Not all cases are progressive so watchful waiting may be a reasonable approach in 12-36 months old but monitoring control, suppression and strereopsis are clinical guides as to the need for surgical intervention.
Part-time alternate occlusion and overminus spectacles (for myopes) is significantly effective on control of small angle intermittent exotropia. It is a useful method to postpone or even eliminate the need for surgery in this subset of patients.

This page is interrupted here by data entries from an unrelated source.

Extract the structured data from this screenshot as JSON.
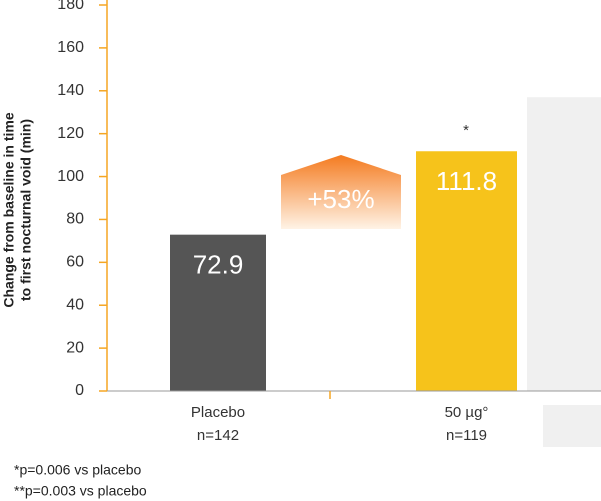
{
  "chart_data": {
    "type": "bar",
    "y_label": [
      "Change from baseline in time",
      "to first nocturnal void (min)"
    ],
    "categories": [
      [
        "Placebo",
        "n=142"
      ],
      [
        "50 µg°",
        "n=119"
      ],
      null
    ],
    "values": [
      72.9,
      111.8,
      137
    ],
    "value_labels": [
      "72.9",
      "111.8",
      null
    ],
    "colors": [
      "#555555",
      "#f6c31b",
      "#f0f0f0"
    ],
    "ylim": [
      0,
      180
    ],
    "yticks": [
      0,
      20,
      40,
      60,
      80,
      100,
      120,
      140,
      160,
      180
    ],
    "annotations": [
      "+53%",
      "*"
    ],
    "footnotes": [
      "*p=0.006 vs placebo",
      "**p=0.003 vs placebo"
    ]
  }
}
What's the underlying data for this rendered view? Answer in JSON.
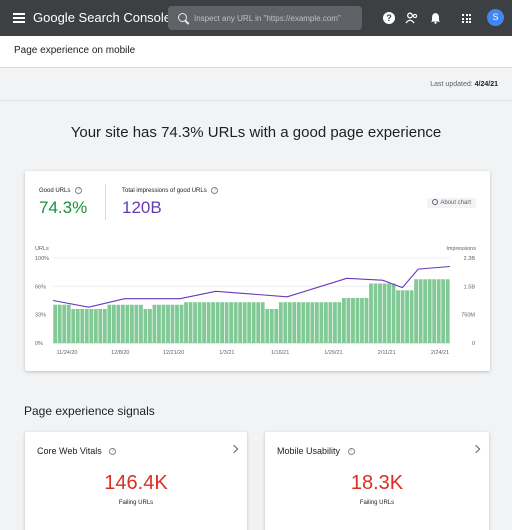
{
  "topbar": {
    "app_title": "Google Search Console",
    "search_placeholder": "Inspect any URL in \"https://example.com\"",
    "avatar_initial": "S",
    "icons": [
      "menu-icon",
      "search-icon",
      "help-icon",
      "users-icon",
      "bell-icon",
      "apps-icon"
    ]
  },
  "page": {
    "title": "Page experience on mobile",
    "last_updated_label": "Last updated:",
    "last_updated_date": "4/24/21",
    "headline": "Your site has 74.3% URLs with a good page experience"
  },
  "metrics": {
    "good_urls_label": "Good URLs",
    "good_urls_value": "74.3%",
    "impressions_label": "Total impressions of good URLs",
    "impressions_value": "120B",
    "about_chart_label": "About chart"
  },
  "chart_data": {
    "type": "bar",
    "left_axis": {
      "title": "URLs",
      "ticks": [
        "100%",
        "66%",
        "33%",
        "0%"
      ],
      "range": [
        0,
        100
      ]
    },
    "right_axis": {
      "title": "Impressions",
      "ticks": [
        "2.3B",
        "1.5B",
        "750M",
        "0"
      ],
      "range": [
        0,
        2.3
      ]
    },
    "x_ticks": [
      "11/24/20",
      "12/8/20",
      "12/21/20",
      "1/3/21",
      "1/16/21",
      "1/29/21",
      "2/11/21",
      "2/24/21"
    ],
    "grid": true,
    "series": [
      {
        "name": "Good URLs",
        "type": "bar",
        "axis": "left",
        "color": "#81c995",
        "values": [
          45,
          45,
          45,
          45,
          40,
          40,
          40,
          40,
          40,
          40,
          40,
          40,
          45,
          45,
          45,
          45,
          45,
          45,
          45,
          45,
          40,
          40,
          45,
          45,
          45,
          45,
          45,
          45,
          45,
          48,
          48,
          48,
          48,
          48,
          48,
          48,
          48,
          48,
          48,
          48,
          48,
          48,
          48,
          48,
          48,
          48,
          48,
          40,
          40,
          40,
          48,
          48,
          48,
          48,
          48,
          48,
          48,
          48,
          48,
          48,
          48,
          48,
          48,
          48,
          53,
          53,
          53,
          53,
          53,
          53,
          70,
          70,
          70,
          70,
          70,
          70,
          62,
          62,
          62,
          62,
          75,
          75,
          75,
          75,
          75,
          75,
          75,
          75
        ]
      },
      {
        "name": "Impressions",
        "type": "line",
        "axis": "right",
        "color": "#673ab7",
        "x_frac": [
          0,
          0.09,
          0.18,
          0.32,
          0.41,
          0.59,
          0.74,
          0.83,
          0.88,
          0.92,
          1.0
        ],
        "values": [
          1.15,
          0.97,
          1.2,
          1.2,
          1.4,
          1.25,
          1.75,
          1.7,
          1.5,
          2.0,
          2.07
        ]
      }
    ]
  },
  "signals": {
    "title": "Page experience signals",
    "cards": [
      {
        "name": "Core Web Vitals",
        "value": "146.4K",
        "sub": "Failing URLs"
      },
      {
        "name": "Mobile Usability",
        "value": "18.3K",
        "sub": "Failing URLs"
      }
    ]
  },
  "colors": {
    "topbar_bg": "#3c4043",
    "good_green": "#1e8e3e",
    "impressions_purple": "#673ab7",
    "failing_red": "#d93025",
    "bar_green": "#81c995"
  }
}
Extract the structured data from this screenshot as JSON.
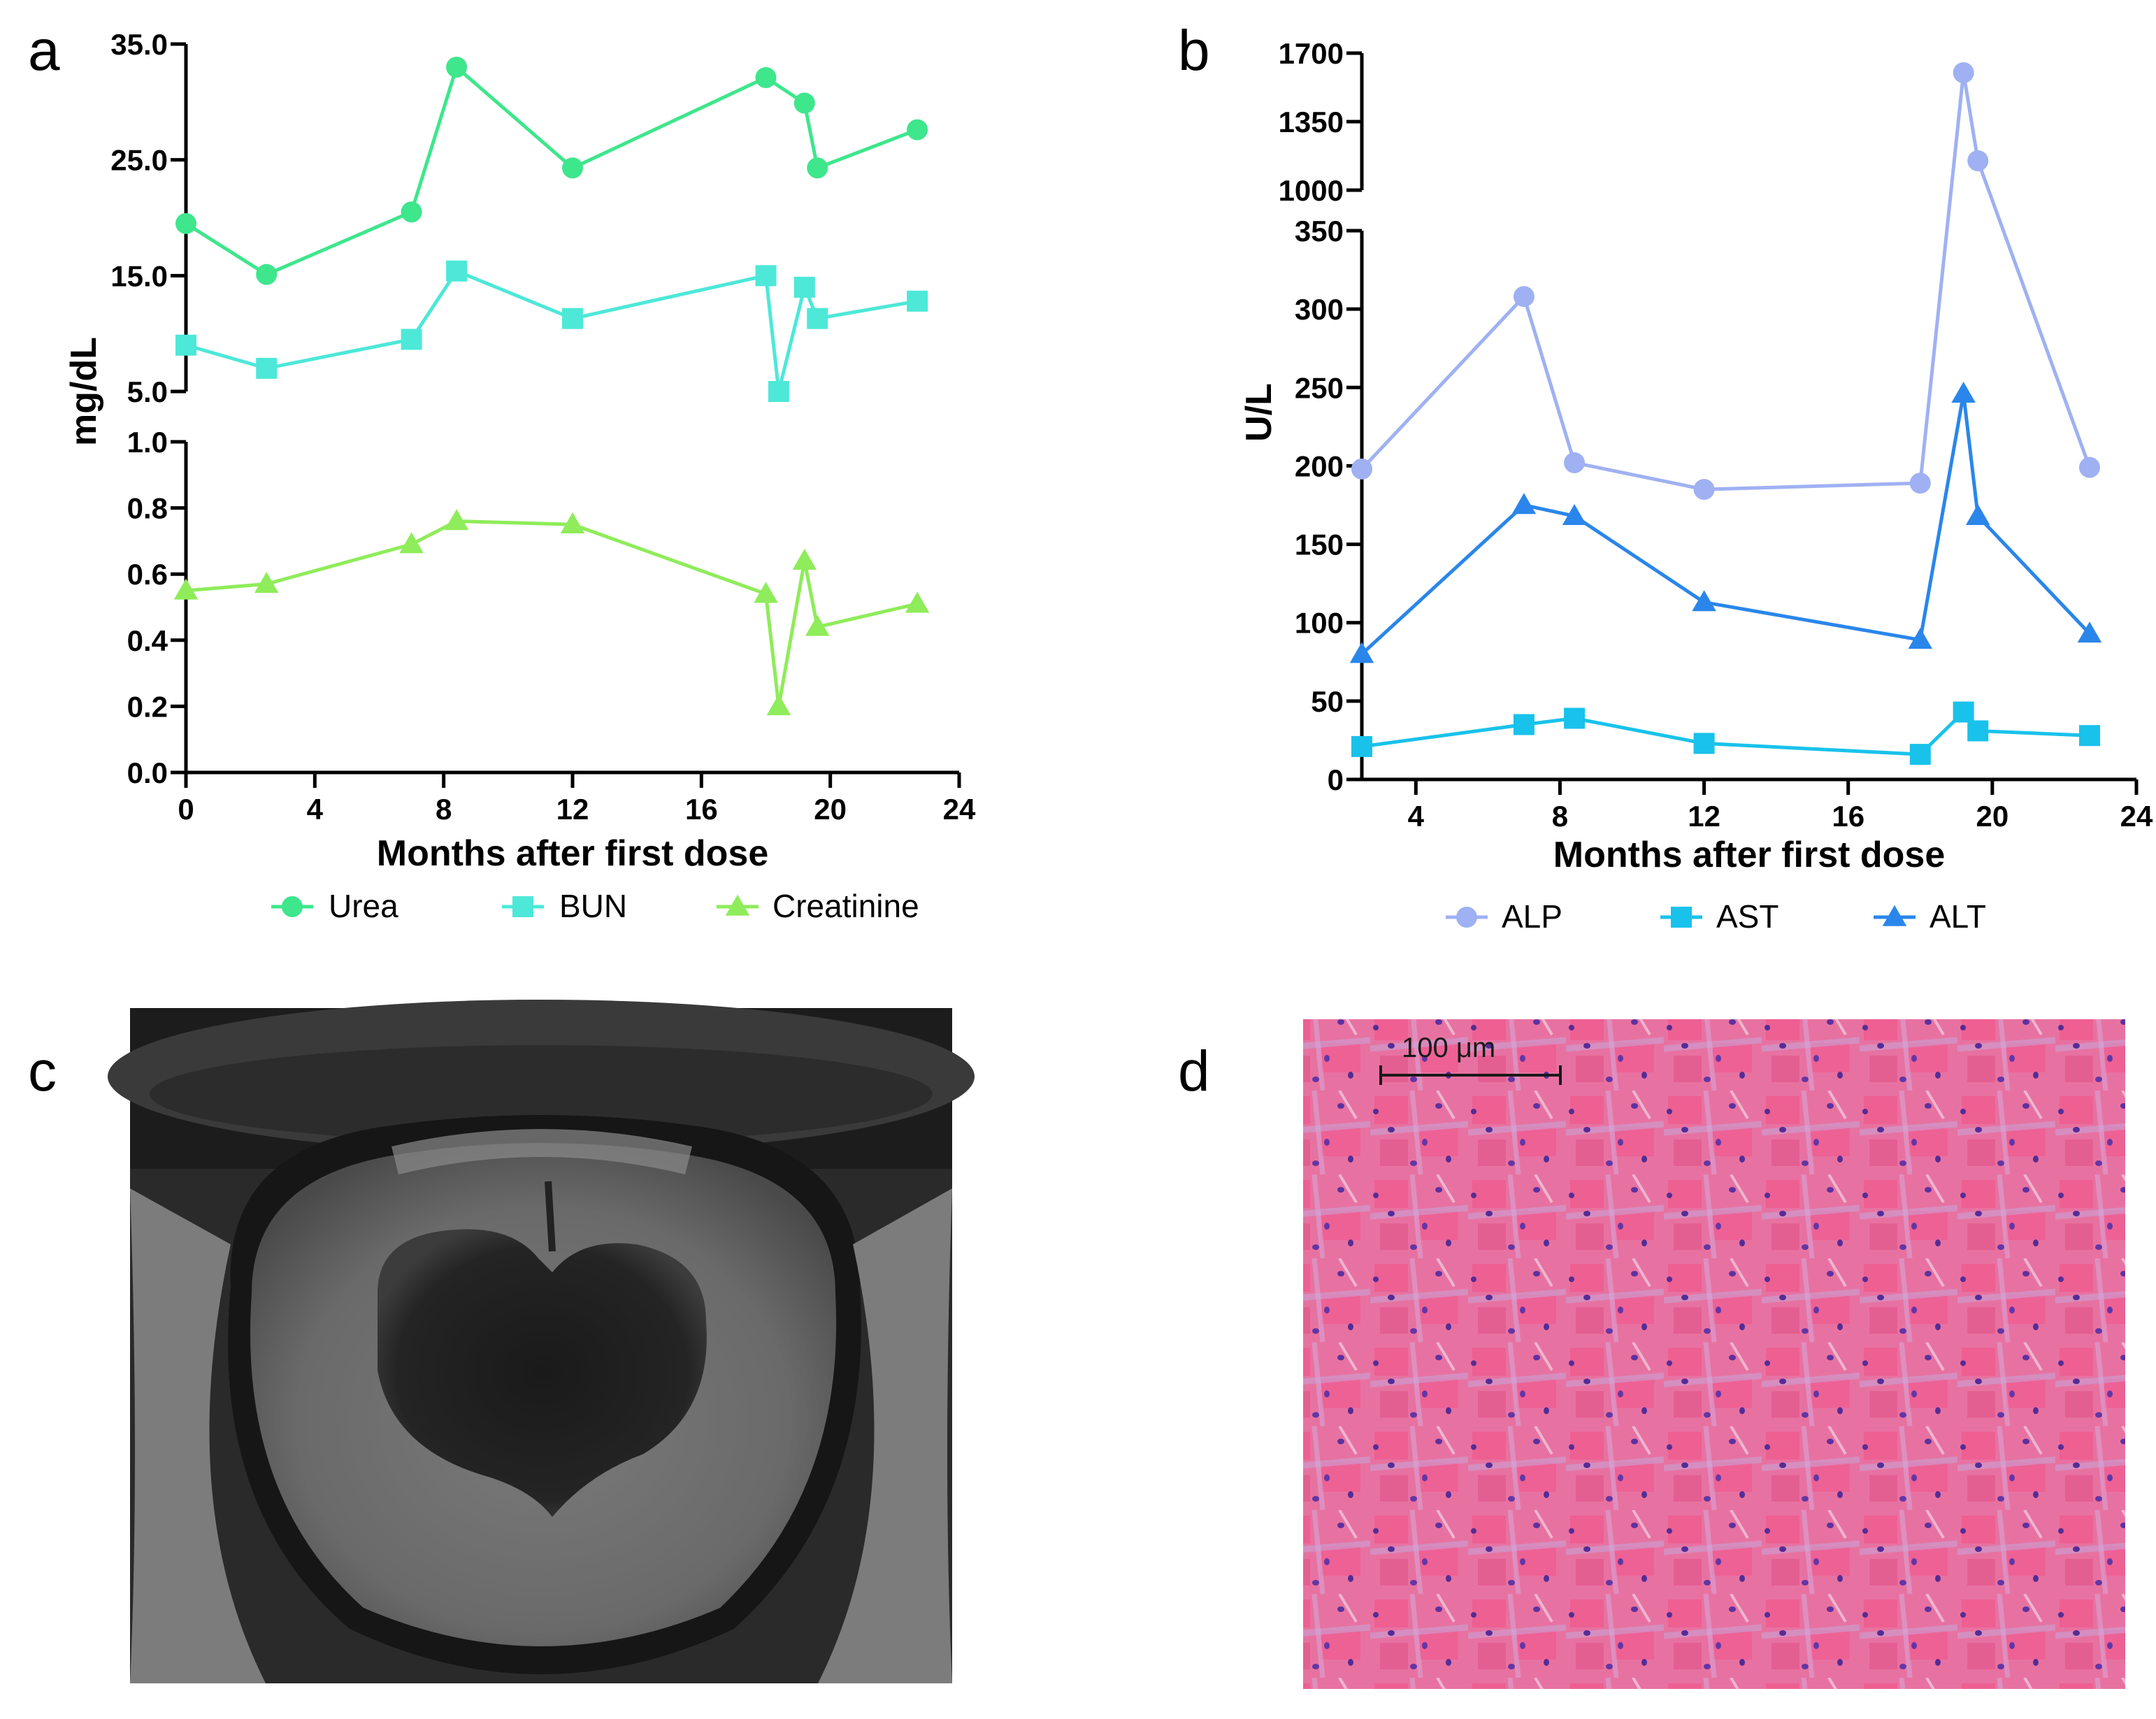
{
  "panels": {
    "a": {
      "letter": "a"
    },
    "b": {
      "letter": "b"
    },
    "c": {
      "letter": "c"
    },
    "d": {
      "letter": "d",
      "scale_bar_label": "100 μm"
    }
  },
  "colors": {
    "urea": "#3ee68c",
    "bun": "#4de8d8",
    "creatinine": "#8fec5a",
    "alp": "#9fb1f2",
    "ast": "#19c2ea",
    "alt": "#2a86ea",
    "axis": "#000000"
  },
  "chart_data": [
    {
      "id": "a",
      "type": "line",
      "title": "",
      "xlabel": "Months after first dose",
      "ylabel": "mg/dL",
      "xlim": [
        0,
        24
      ],
      "x_ticks": [
        0,
        4,
        8,
        12,
        16,
        20,
        24
      ],
      "y_segments": [
        {
          "range": [
            5,
            35
          ],
          "ticks": [
            "5.0",
            "15.0",
            "25.0",
            "35.0"
          ]
        },
        {
          "range": [
            0,
            1
          ],
          "ticks": [
            "0.0",
            "0.2",
            "0.4",
            "0.6",
            "0.8",
            "1.0"
          ]
        }
      ],
      "legend_position": "bottom",
      "series": [
        {
          "name": "Urea",
          "marker": "circle",
          "segment": 0,
          "x": [
            0,
            2.5,
            7,
            8.4,
            12,
            18,
            19.2,
            19.6,
            22.7
          ],
          "values": [
            19.5,
            15.1,
            20.5,
            33.0,
            24.3,
            32.1,
            29.9,
            24.3,
            27.6
          ]
        },
        {
          "name": "BUN",
          "marker": "square",
          "segment": 0,
          "x": [
            0,
            2.5,
            7,
            8.4,
            12,
            18,
            18.4,
            19.2,
            19.6,
            22.7
          ],
          "values": [
            9.0,
            7.0,
            9.5,
            15.4,
            11.3,
            15.0,
            5.0,
            14.0,
            11.3,
            12.8
          ]
        },
        {
          "name": "Creatinine",
          "marker": "triangle",
          "segment": 1,
          "x": [
            0,
            2.5,
            7,
            8.4,
            12,
            18,
            18.4,
            19.2,
            19.6,
            22.7
          ],
          "values": [
            0.55,
            0.57,
            0.69,
            0.76,
            0.75,
            0.54,
            0.2,
            0.64,
            0.44,
            0.51
          ]
        }
      ]
    },
    {
      "id": "b",
      "type": "line",
      "title": "",
      "xlabel": "Months after first dose",
      "ylabel": "U/L",
      "xlim": [
        2.5,
        24
      ],
      "x_ticks": [
        4,
        8,
        12,
        16,
        20,
        24
      ],
      "y_segments": [
        {
          "range": [
            0,
            350
          ],
          "ticks": [
            "0",
            "50",
            "100",
            "150",
            "200",
            "250",
            "300",
            "350"
          ]
        },
        {
          "range": [
            1000,
            1700
          ],
          "ticks": [
            "1000",
            "1350",
            "1700"
          ]
        }
      ],
      "legend_position": "bottom",
      "series": [
        {
          "name": "ALP",
          "marker": "circle",
          "x": [
            2.5,
            7,
            8.4,
            12,
            18,
            19.2,
            19.6,
            22.7
          ],
          "values": [
            198,
            308,
            202,
            185,
            189,
            1600,
            1150,
            199
          ]
        },
        {
          "name": "AST",
          "marker": "square",
          "x": [
            2.5,
            7,
            8.4,
            12,
            18,
            19.2,
            19.6,
            22.7
          ],
          "values": [
            21,
            35,
            39,
            23,
            16,
            43,
            31,
            28
          ]
        },
        {
          "name": "ALT",
          "marker": "triangle",
          "x": [
            2.5,
            7,
            8.4,
            12,
            18,
            19.2,
            19.6,
            22.7
          ],
          "values": [
            80,
            175,
            168,
            113,
            89,
            246,
            168,
            93
          ]
        }
      ]
    }
  ]
}
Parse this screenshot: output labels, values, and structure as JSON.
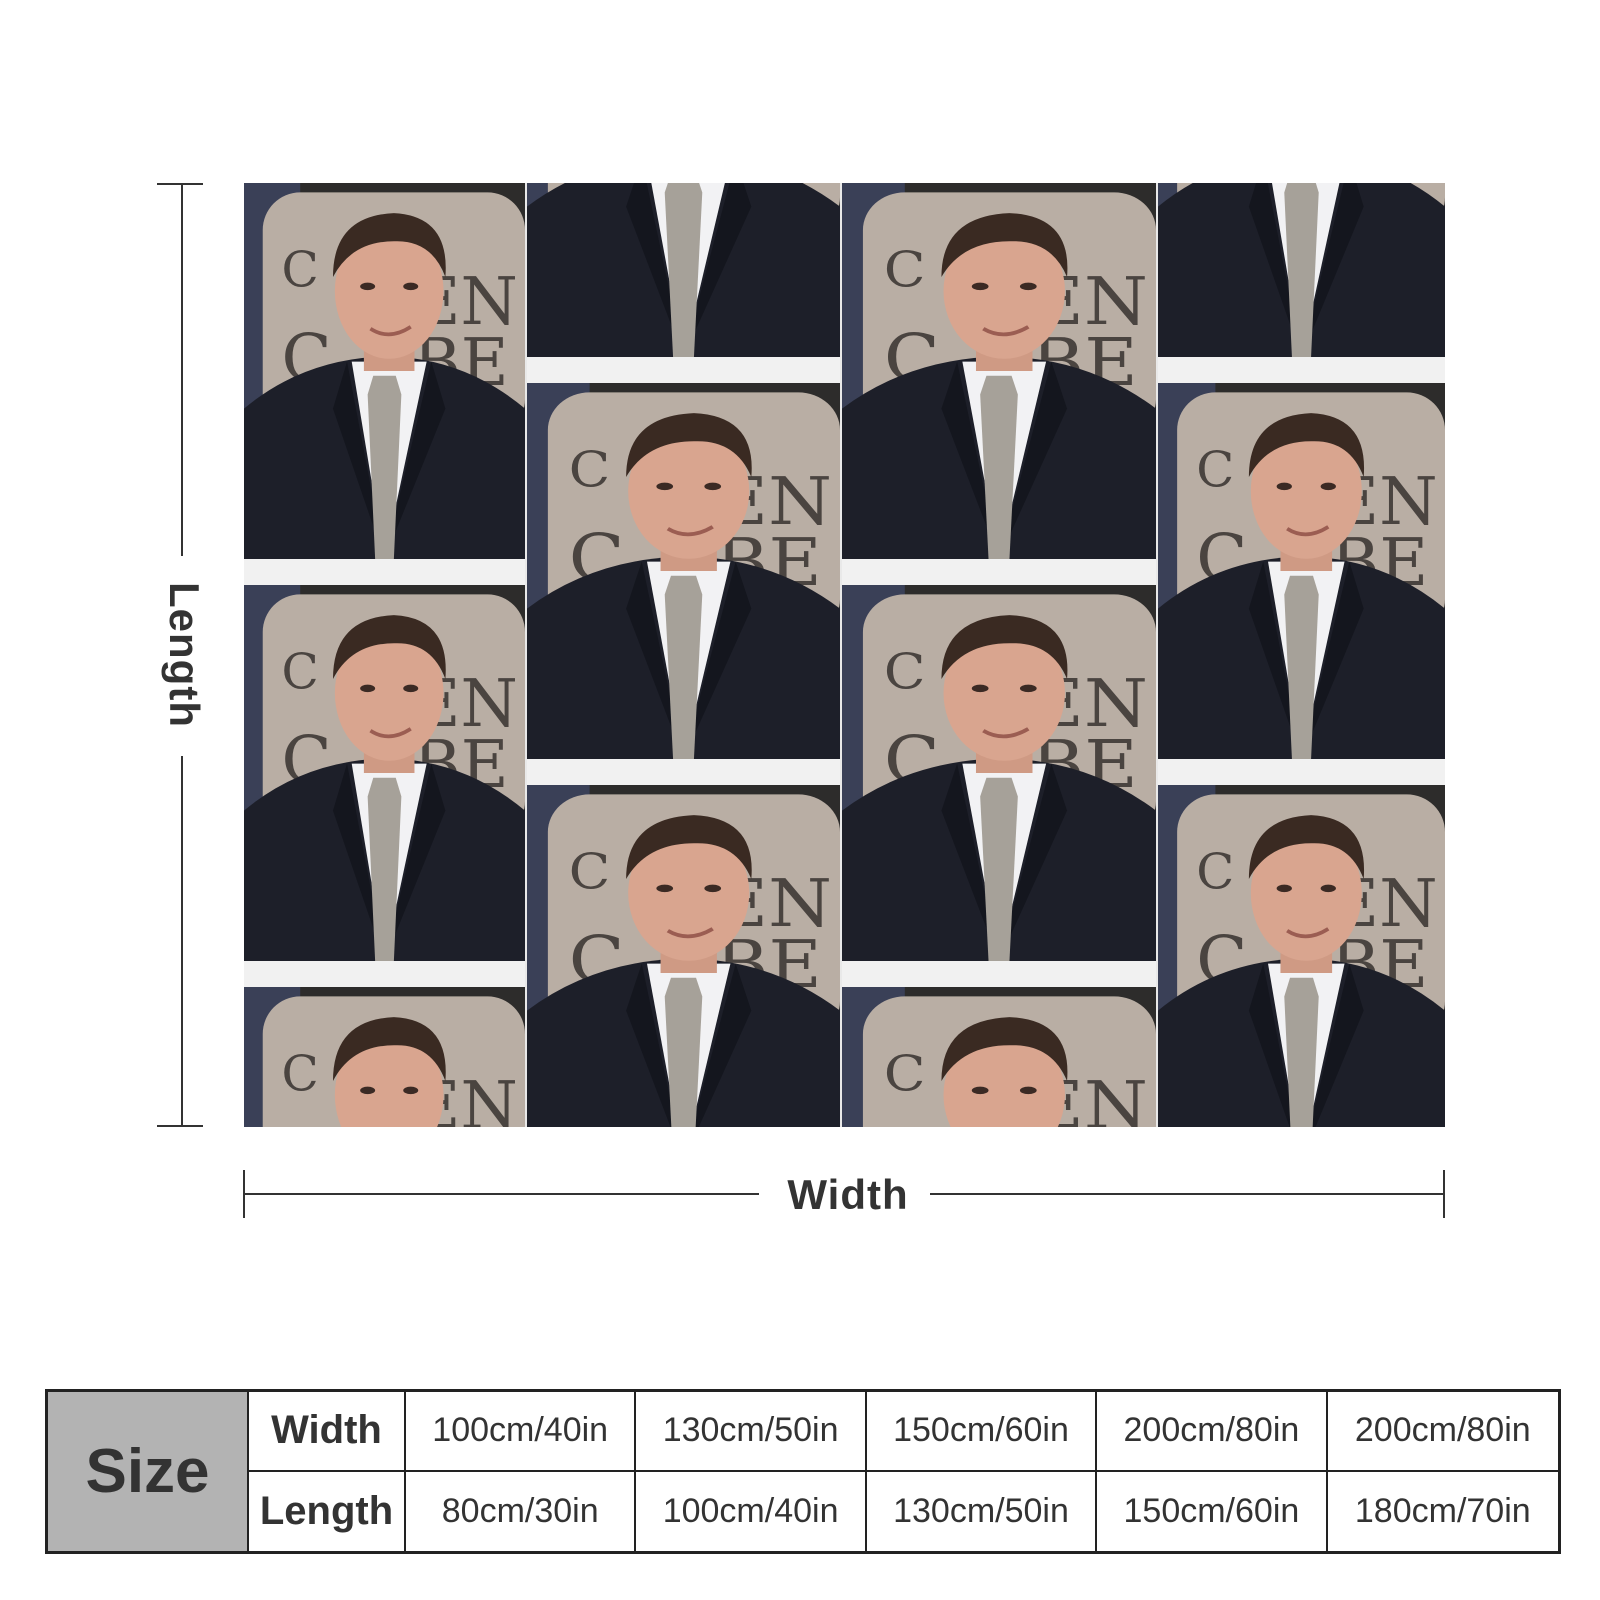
{
  "product": {
    "dimension_labels": {
      "length": "Length",
      "width": "Width"
    },
    "photo_tile": {
      "sign_text_lines": [
        "C",
        "EN",
        "BE"
      ],
      "colors": {
        "suit": "#1d1f29",
        "shirt": "#f2f2f4",
        "tie": "#a6a199",
        "skin": "#d9a58f",
        "hair": "#3a2a22",
        "sign": "#b9aea4",
        "background": "#2d2c2b"
      }
    }
  },
  "size_table": {
    "header": "Size",
    "row_labels": [
      "Width",
      "Length"
    ],
    "widths": [
      "100cm/40in",
      "130cm/50in",
      "150cm/60in",
      "200cm/80in",
      "200cm/80in"
    ],
    "lengths": [
      "80cm/30in",
      "100cm/40in",
      "130cm/50in",
      "150cm/60in",
      "180cm/70in"
    ]
  }
}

The goal of surgery in intermittent exotropia is to preserve binocularity and stereopsis (depth perception). Surgery should be contemplated when: (1) the angle of deviation is increasing, (2) there is deterioration in control (increase in frequency of manifest exotropia), (3) there is decrease in stereopsis (depth-perception) for distance and near, and (4) there is an effect on the quality of life of the patient.
Bilateral lateral rectus muscle recession and unilateral lateral rectus recession with medial rectus resection, are the two most common surgical procedures performed for intermittent exotropia. However, exotropic drift is more commonly seen in unilateral recess-resect procedure compared to the symmetric bilateral lateral recession technique.
Children who are operated on at a younger age, between 3-5 years old, have better surgical outcomes. Overcorrection (small esotropia after surgery) rather than orthotropia should be the target immediate postoperative deviation angle, to offset the exotropic drift. Recovery from suppression is not a guarantee after surgery when the angle of deviation is large.